Wilcox Development Solutions Blog

WD Billing Strategies: Or why start date and end dates are SO critical

February 22, 2011

Since starting Wilcox Development Solutions I’ve understood two things:

  1. Programmer time is expensive - indeed, prohibitive - to most people or companies.
  2. When people buy expensive things they want to know where their money went. Even at the grocery store you get a big long receipt with your purchase, and programmer time will set you back many grocery trips.
  3. People want accountability - people want to know what I’m working on so they know I’m not just billing them for watching Battlestar Galactica.
  4. Stop times and end times are important, not just durations. Transparency is a big thing for me, so if a client (say) doesn’t want to pay for any hours I work after midnight I can take those hours off their bill and stop working late nights for them. Turns out there’s an Even Better Reason for this too, but I’ll get to that

Once, on a project one of my coworkers was accused of punching in for 8 hours but only working six. (The rational: “Because you always punch in 8 hours, and nobody is that consistent on this project - there’s always other stuff, or lunch breaks or whatever!”).

This guy seems like one of the most honest guys around. Additionally, he seems to me to be machine-like with his consistency and thoroughness, like for example always preferring purity over practicality,. If the guy says he worked 8 hours, he probably did.

Anyway, talking to another coworker, and based on some observations of my own, the “accused“‘s standard MO is to put in 6 hours during the day, but then go home and work 10PM to 12:00 PM. I can confirm this too (kind of) because two or three out of five days during the week I see him on Skype chat, and I’ve chatted (occasionally) about project stuff at those late hours.

So this guy gets accused of timesheet games. He has records that prove his innocence, and some statistics to back up his claims of 95%+ 8 hour days. Luckily.

The client’s time keeping system for this project simply has duration. Yes, I’ve been complaining about this for an entire two years, every chance I get. Luckily whatever system my coworker’s company uses internally must track more information that just duration.

If I had been accused of such a thing I would have literally laughed in the client’s face and thrown 8 pages (times 12 months) worth of invoices at them and let them drown in it.

Yes, Virginia, I bill by the month, and me working full time on a project for one month for you will land you a 7-10 page invoice at the end of that month. No, I don’t think this is excessive, and I will figuratively tear your invoices to shreds, via user stories that your invoice is failing. (To those curious out there: Yes, I am available for hire in this area of meta-consulting.)
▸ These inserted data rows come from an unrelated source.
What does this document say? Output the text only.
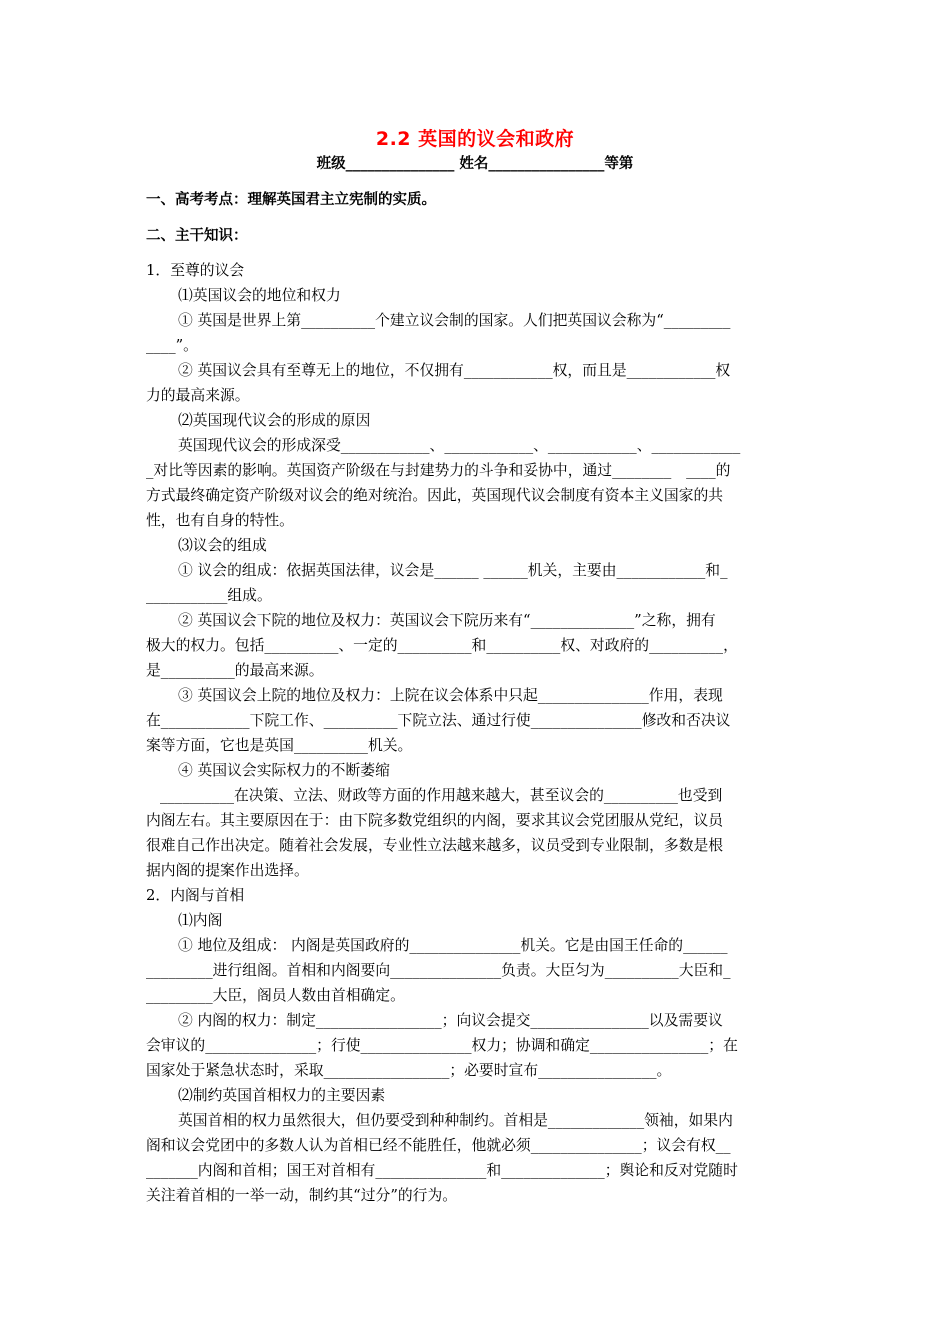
2.2 英国的议会和政府
班级_______________ 姓名________________等第
一、高考考点：理解英国君主立宪制的实质。
二、主干知识：
1．至尊的议会
⑴英国议会的地位和权力
① 英国是世界上第__________个建立议会制的国家。人们把英国议会称为“_________
____”。
② 英国议会具有至尊无上的地位，不仅拥有____________权，而且是____________权
力的最高来源。
⑵英国现代议会的形成的原因
英国现代议会的形成深受____________、____________、____________、____________
_对比等因素的影响。英国资产阶级在与封建势力的斗争和妥协中，通过________　____的
方式最终确定资产阶级对议会的绝对统治。因此，英国现代议会制度有资本主义国家的共
性，也有自身的特性。
⑶议会的组成
① 议会的组成：依据英国法律，议会是______ ______机关，主要由____________和_
___________组成。
② 英国议会下院的地位及权力：英国议会下院历来有“______________”之称，拥有
极大的权力。包括__________、一定的__________和__________权、对政府的__________，
是__________的最高来源。
③ 英国议会上院的地位及权力：上院在议会体系中只起_______________作用，表现
在____________下院工作、__________下院立法、通过行使_______________修改和否决议
案等方面，它也是英国__________机关。
④ 英国议会实际权力的不断萎缩
__________在决策、立法、财政等方面的作用越来越大，甚至议会的__________也受到
内阁左右。其主要原因在于：由下院多数党组织的内阁，要求其议会党团服从党纪，议员
很难自己作出决定。随着社会发展，专业性立法越来越多，议员受到专业限制，多数是根
据内阁的提案作出选择。
2．内阁与首相
⑴内阁
① 地位及组成： 内阁是英国政府的_______________机关。它是由国王任命的______
_________进行组阁。首相和内阁要向_______________负责。大臣匀为__________大臣和_
_________大臣，阁员人数由首相确定。
② 内阁的权力：制定_________________；向议会提交________________以及需要议
会审议的_______________；行使_______________权力；协调和确定________________；在
国家处于紧急状态时，采取_________________；必要时宣布________________。
⑵制约英国首相权力的主要因素
英国首相的权力虽然很大，但仍要受到种种制约。首相是_____________领袖，如果内
阁和议会党团中的多数人认为首相已经不能胜任，他就必须_______________；议会有权__
_______内阁和首相；国王对首相有_______________和______________；舆论和反对党随时
关注着首相的一举一动，制约其“过分”的行为。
The moral of the story: always record start date, end date and duration on your invoices. If you don’t record this you will get burnt. If you have to use another time system to keep track of client hours do not do it unless the system has start and end date, and multiple session support (As a user story now: “As a user I should be able to enter my morning work, then take a non-billable break of arbitrary duration for lunch, then enter my afternoon then take a break of arbitrary duration and possibly enter hours for the evening).

For a while there I was also running SLife, on the paranoid assumption that the start, end and duration dates on the invoice might not be enough, and that the client would want to see proof. (There’s also TrackTime, which does a similar thing). I’d be able to answer the question: “Yes, I was using my computer during those times, and here are the applications and windows I accessed - happy now?”

I don’t run SLife any more ($10/month wasn’t exactly worth it just to keep the paranoid person in me quiet). But for some people, in some situations, this is a life-saver, I’m sure.

Anyway, I even wrote my own time tracking system (sessionnotes.appspot.com) because time tracking systems at the time (2008) didn’t have everything I needed. Now I use sessionnotes and Harvest (Starting early 2010, Harvest now does start/end dates and Very Long Descriptions: two things that are critical for me).

I also assume that either the computer will crash when I’m taking notes, or I’ll want a paper back up copy somewhere also, so I keep handwritten notes of everything I do during the day. These approximately mirror what goes into sessionnotes (sessionnotes has better spelling and less drawings of stick men in hats in it, but it’s the same thing.)

Yes, this is petty crap. But transparency shouldn’t be hard at all, and this is one of the ways you can get easy wins without doing much at all.